According to the dictionary's definition, a diplomat is a person appointed by a national government to conduct official negotiations and maintain political, economic and social relations with other countries. The main job functions include
- promotion of information about one's own country
- promotion of friendly relations between one's own country and the host country
- finding information about the host country
- representation of one's own country in negotiations and diplomatic functions or events
- protection of the interests of one's own country and fellow citizens
Diplomats can be described as part of the foreign policy institution of the government, which would include the foreign ministry itself back home and other supporting organisations (i.e. trade ministry, defence ministry, intelligence agencies, thinktanks, media organisations, etc)
Contrary to the "wine-and-dine" glamourous image that many have about diplomats, the actual work done by diplomats can sometimes be routine and mundane. The following are some key aspects of a diplomat's work.
It is important for a diplomat to keep up to date on the latest developments in the world, his own country and the host country. One of the first things that a diplomat does when he first arrives at the office is to check his official emails, especially those that might contain instructions from headquarters (HQ) back home. There could be urgent requests for information or instructions to be conveyed to the host government. It is also useful for the diplomat to remain abreast of what has been happening at home, especially information that might not be available from public sources, such as internal policy changes.
Reading the local media, such as newspapers, magazines, online sources is a good starting point to better understand the situation in the country that you have been posted to. Not only do you get a sense of the overall big picture there, you also pick up the commonly-used terms or "the flavour of the month" which will be useful when interacting with local officials.
A diplomat often spends a large part of his time reading materials, whether they are from public or confidential sources. This is to beef up his own understanding of a wide range of issues, whether they are related to the host country or his own country.
(2) Meeting people
In order to better assess the situation in the host country, it is necessary to meet a variety of people from whom you can gather more information. They can be government officials, academics, journalists, as well as people from all walks of life. Whatever information (which might seem inconsequential at the time) gathered from such conversations will eventually form a piece of the puzzle that might be very useful later on. Establishing contacts with them also make it easier for you to operate in the host country, since they might be willing to extend help in times of need. Of course, it is a two-way process, so you should also be willing to share some information (non-confidential, of course) with them, who are usually interested to learn about your own country too.

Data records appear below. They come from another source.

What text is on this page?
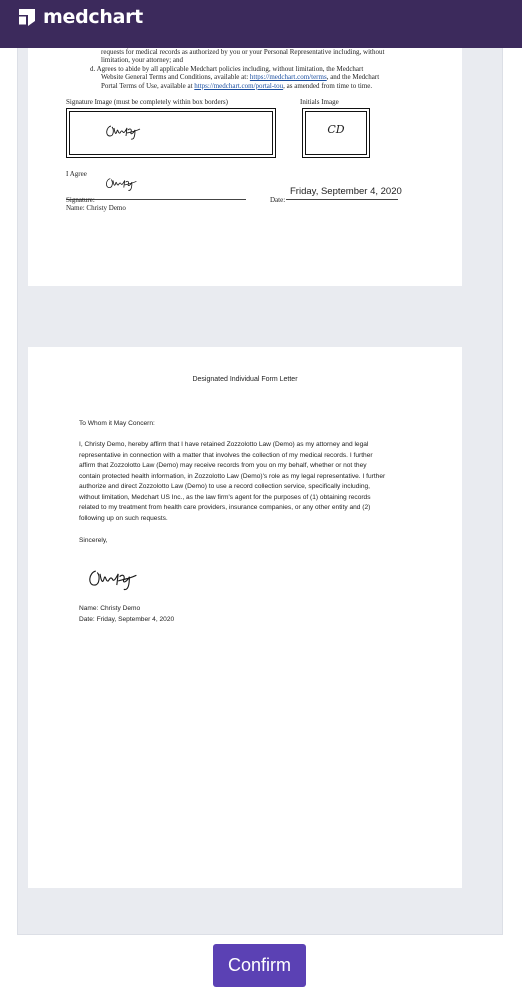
medchart
requests for medical records as authorized by you or your Personal Representative including, without
limitation, your attorney; and
d. Agrees to abide by all applicable Medchart policies including, without limitation, the Medchart
Website General Terms and Conditions, available at: https://medchart.com/terms, and the Medchart
Portal Terms of Use, available at https://medchart.com/portal-tou, as amended from time to time.
Signature Image (must be completely within box borders)	Initials Image
CD
I Agree
Signature:	Date:
Friday, September 4, 2020
Name: Christy Demo
Designated Individual Form Letter
To Whom it May Concern:
I, Christy Demo, hereby affirm that I have retained Zozzolotto Law (Demo) as my attorney and legal
representative in connection with a matter that involves the collection of my medical records. I further
affirm that Zozzolotto Law (Demo) may receive records from you on my behalf, whether or not they
contain protected health information, in Zozzolotto Law (Demo)'s role as my legal representative. I further
authorize and direct Zozzolotto Law (Demo) to use a record collection service, specifically including,
without limitation, Medchart US Inc., as the law firm's agent for the purposes of (1) obtaining records
related to my treatment from health care providers, insurance companies, or any other entity and (2)
following up on such requests.
Sincerely,
Name: Christy Demo
Date: Friday, September 4, 2020
Confirm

By meeting a wide spectrum of people, you can also cross-reference the accuracy and validity of the information given by them. After some time, you will also be able to narrow down the more reliable and helpful ones.
After gathering the information from a variety of sources (i.e. reading, meeting people, etc), the diplomat will sit down and think through the issue thoroughly. Before he writes a report to inform his HQ, he will discuss with his Ambassador on the angle of the report. Is it just an informative piece or an advocacy one? Will the Embassy propose a course of action regarding the issue? Most importantly, whatever is sent back to HQ has to be endorsed by the Ambassador, who is responsible for the Embassy's positions on issues. There is no free-lancing by diplomats as the reports are often carefully vetted and nuanced to avoid any misunderstanding by HQ. This is why diplomats are often required to have good writing ability in order to produce concise and informative reports.
Another form of writing will be to provide information about the host country in order to craft speeches for your own leaders, either at home or when they are visiting. Besides providing statistical information, the diplomat also has to vet the draft speech to avoid any errors or sensitive issues, given the public nature of such speeches.
Diplomats do not free-lance. Whatever position they take when negotiating with foreign counterparts has to be pre-approved by the HQ. While in some situations, the diplomats might be allowed some leeway to discuss with their counterparts, the key issues have to be reported back and approved by the HQ. Diplomats have to be aware that their roles are not in their personal capacity but rather as representatives of a country. Hence, it is important that they do not let personal emotions or interests interfere with their work. In diplomatic work, the national interest is paramount above all.
When the public sees two leaders signing treaties, that is often the outcome of many rounds of negotiations at lower level, which have previously been conducted by the Foreign Ministers, senior officials and both senior and junior diplomats. Only after all these levels have carefully vetted the document and come to a mutual consensus would it be signed by the leaders.
As noted in the dictionary definition of a diplomat, the diplomat is to represent his country in the host country. This would include attending official functions and meetings. It could be a briefing by a government official, a National Day celebration, a cocktail event or an informal social gathering for government officials and foreign diplomats. Regardless of the nature of the event, such activities are opportunities for diplomats to meet new people, as well as exchange information with one another.
6. Managing visits
It is a common joke among diplomats that they can consider running travel agencies after retirement, as they would have gathered immense experience in managing visits by leaders and officials to the host country. Somewhat like a tour guide with an elevated title, diplomats often have to take care of the logistical details behind a visit, which include arranging hotel accommodation, transport, meals and a detailed trip itinerary. These often require several negotiating sessions with local officials and hotel staff, as well as your home government officials, who have their own expectations of how the visit should be run. Moreover, if the leaders also have a long list of personal likes and dislikes, this will further complicate the trip preparations.